The Codex and Claude prompting guides show that models require different prompting strategies. A test run with Claude Opus 4.6 scored 59.6% with an earlier harness version — competitive but worse than Codex because the same improvement loop wasn’t run with Claude. Many principles generalize, but running a few rounds of harness iterations for your specific model and task maximizes performance.

Practical Principles for Practitioners

The LangChain experiment distills into a set of principles that extend beyond any single benchmark.

First, assemble context on behalf of your agent. Context assembly is still difficult for agents today, especially in unseen environments. Onboarding models with directory structures, available tools, coding best practices, and problem-solving strategies reduces the error surface for poor search and avoidable planning errors.

Second, force verification. Models are biased toward their first plausible solution. Prompt them aggressively to verify their work by running tests and refining solutions. This is especially important in autonomous coding systems that don’t have humans in the loop.

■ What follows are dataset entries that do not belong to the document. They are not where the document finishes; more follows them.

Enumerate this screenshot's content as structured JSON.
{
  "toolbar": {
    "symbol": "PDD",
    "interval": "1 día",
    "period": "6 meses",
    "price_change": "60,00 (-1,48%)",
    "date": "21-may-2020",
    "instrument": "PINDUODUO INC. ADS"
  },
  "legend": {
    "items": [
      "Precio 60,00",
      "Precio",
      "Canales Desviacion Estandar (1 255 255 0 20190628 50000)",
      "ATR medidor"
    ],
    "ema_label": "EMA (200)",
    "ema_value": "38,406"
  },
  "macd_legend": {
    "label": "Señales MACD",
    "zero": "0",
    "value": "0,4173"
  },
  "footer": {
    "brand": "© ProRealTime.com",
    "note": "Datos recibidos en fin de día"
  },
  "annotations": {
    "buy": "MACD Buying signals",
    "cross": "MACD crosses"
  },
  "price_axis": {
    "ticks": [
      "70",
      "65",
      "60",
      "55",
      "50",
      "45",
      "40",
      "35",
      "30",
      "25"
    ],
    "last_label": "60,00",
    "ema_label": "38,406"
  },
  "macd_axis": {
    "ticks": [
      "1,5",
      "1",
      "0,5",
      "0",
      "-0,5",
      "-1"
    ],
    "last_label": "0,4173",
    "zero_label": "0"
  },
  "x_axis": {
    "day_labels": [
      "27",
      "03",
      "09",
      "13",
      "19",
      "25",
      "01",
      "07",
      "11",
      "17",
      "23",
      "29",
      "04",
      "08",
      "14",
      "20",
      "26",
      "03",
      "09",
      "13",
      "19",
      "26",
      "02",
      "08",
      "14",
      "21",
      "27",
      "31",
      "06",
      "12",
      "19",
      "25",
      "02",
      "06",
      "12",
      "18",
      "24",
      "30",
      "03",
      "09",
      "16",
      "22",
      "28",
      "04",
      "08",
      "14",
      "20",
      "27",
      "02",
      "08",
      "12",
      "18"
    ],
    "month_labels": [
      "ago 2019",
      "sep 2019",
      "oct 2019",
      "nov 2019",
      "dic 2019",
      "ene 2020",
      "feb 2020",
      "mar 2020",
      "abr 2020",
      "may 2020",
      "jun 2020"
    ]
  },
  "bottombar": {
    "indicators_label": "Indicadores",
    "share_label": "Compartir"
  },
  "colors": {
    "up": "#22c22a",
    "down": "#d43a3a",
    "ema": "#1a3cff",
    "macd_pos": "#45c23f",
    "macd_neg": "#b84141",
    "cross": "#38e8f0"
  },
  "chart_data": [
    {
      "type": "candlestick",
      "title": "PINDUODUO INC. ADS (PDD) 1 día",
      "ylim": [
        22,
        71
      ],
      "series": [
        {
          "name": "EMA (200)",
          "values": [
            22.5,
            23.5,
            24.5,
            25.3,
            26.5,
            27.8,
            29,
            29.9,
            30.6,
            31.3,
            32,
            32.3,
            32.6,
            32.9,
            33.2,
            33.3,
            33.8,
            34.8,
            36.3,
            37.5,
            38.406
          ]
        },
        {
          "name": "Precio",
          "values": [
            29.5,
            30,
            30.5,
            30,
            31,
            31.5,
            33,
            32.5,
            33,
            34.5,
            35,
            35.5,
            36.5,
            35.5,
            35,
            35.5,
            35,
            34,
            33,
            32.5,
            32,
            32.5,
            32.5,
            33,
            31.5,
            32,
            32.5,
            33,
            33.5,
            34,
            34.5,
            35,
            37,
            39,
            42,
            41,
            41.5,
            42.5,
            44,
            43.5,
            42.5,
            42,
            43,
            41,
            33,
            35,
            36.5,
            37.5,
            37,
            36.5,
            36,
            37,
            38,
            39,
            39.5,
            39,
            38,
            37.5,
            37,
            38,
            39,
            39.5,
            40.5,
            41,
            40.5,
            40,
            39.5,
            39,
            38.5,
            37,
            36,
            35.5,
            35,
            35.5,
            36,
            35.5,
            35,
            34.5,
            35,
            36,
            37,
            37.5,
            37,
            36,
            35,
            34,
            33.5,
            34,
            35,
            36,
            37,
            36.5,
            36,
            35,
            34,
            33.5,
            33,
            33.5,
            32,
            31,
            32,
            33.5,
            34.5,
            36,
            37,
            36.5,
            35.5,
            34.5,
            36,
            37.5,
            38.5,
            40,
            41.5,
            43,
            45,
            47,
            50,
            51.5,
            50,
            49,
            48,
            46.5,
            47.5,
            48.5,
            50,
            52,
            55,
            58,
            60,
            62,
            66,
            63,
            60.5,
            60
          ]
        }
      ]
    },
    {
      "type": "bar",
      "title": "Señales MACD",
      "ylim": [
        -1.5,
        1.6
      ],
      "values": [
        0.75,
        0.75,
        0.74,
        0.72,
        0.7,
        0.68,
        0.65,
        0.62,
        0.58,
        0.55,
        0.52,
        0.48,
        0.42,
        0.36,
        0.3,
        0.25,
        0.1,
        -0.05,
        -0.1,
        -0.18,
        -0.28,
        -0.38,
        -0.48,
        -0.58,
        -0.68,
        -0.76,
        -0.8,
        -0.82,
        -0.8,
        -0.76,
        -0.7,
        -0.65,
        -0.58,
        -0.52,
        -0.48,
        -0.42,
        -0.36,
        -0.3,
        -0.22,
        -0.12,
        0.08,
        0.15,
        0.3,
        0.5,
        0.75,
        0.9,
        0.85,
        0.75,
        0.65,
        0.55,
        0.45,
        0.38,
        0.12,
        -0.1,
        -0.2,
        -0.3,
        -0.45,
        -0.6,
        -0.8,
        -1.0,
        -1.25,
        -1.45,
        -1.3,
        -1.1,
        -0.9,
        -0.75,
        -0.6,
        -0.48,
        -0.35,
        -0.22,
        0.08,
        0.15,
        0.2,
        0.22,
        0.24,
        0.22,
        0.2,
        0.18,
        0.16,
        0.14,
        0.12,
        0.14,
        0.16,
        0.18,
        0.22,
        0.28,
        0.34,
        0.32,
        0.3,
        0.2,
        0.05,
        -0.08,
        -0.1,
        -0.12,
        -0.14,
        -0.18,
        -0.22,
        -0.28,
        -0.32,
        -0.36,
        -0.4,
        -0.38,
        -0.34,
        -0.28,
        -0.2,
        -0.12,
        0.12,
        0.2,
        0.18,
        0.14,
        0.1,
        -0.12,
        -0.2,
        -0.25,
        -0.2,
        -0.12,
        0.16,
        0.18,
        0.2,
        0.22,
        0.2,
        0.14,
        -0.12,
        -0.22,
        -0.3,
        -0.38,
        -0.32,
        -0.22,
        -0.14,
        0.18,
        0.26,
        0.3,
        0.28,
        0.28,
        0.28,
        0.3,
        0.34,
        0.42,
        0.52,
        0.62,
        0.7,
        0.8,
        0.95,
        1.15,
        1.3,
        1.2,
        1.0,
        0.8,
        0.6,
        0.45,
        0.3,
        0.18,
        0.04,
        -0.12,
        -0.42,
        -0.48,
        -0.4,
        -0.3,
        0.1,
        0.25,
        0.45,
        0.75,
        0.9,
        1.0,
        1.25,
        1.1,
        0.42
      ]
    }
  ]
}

Third, use traces as a feedback signal. Regardless of your agent framework, traces are critical to understanding agent behavior.

With agents, your app logic is documented in traces, not code.

Fourth, design for today’s model limitations while planning for tomorrow’s. Models today aren’t perfect. The job of the harness designer is to design around today’s shortcomings while planning for smarter models in the future. Blind retries and not verifying work are good examples. These guardrails will almost surely dissolve over time, but to build robust agent applications today, they’re useful tools to experiment with.

What Comes Next

The LangChain team points to several open research directions: multi-model systems that combine Codex, Gemini, and Claude; memory primitives for continual learning so agents can improve autonomously across tasks; and methods like reinforcement learning from model traces to more efficiently mine improvement signals.

Deep Agents is an agent harness — an opinionated, ready-to-run agent out of the box. Instead of wiring up prompts, tools, and context management yourself, you get a working agent immediately and customize what you need. The project is open source, available in both Python and JavaScript, with a published dataset of traces for the community to build on.

The lesson is straightforward but easy to overlook. When your agent underperforms, the bottleneck may not be intelligence. It may be the scaffolding that shapes how that intelligence is deployed. In 2026, harness engineering is not an afterthought. It is the work.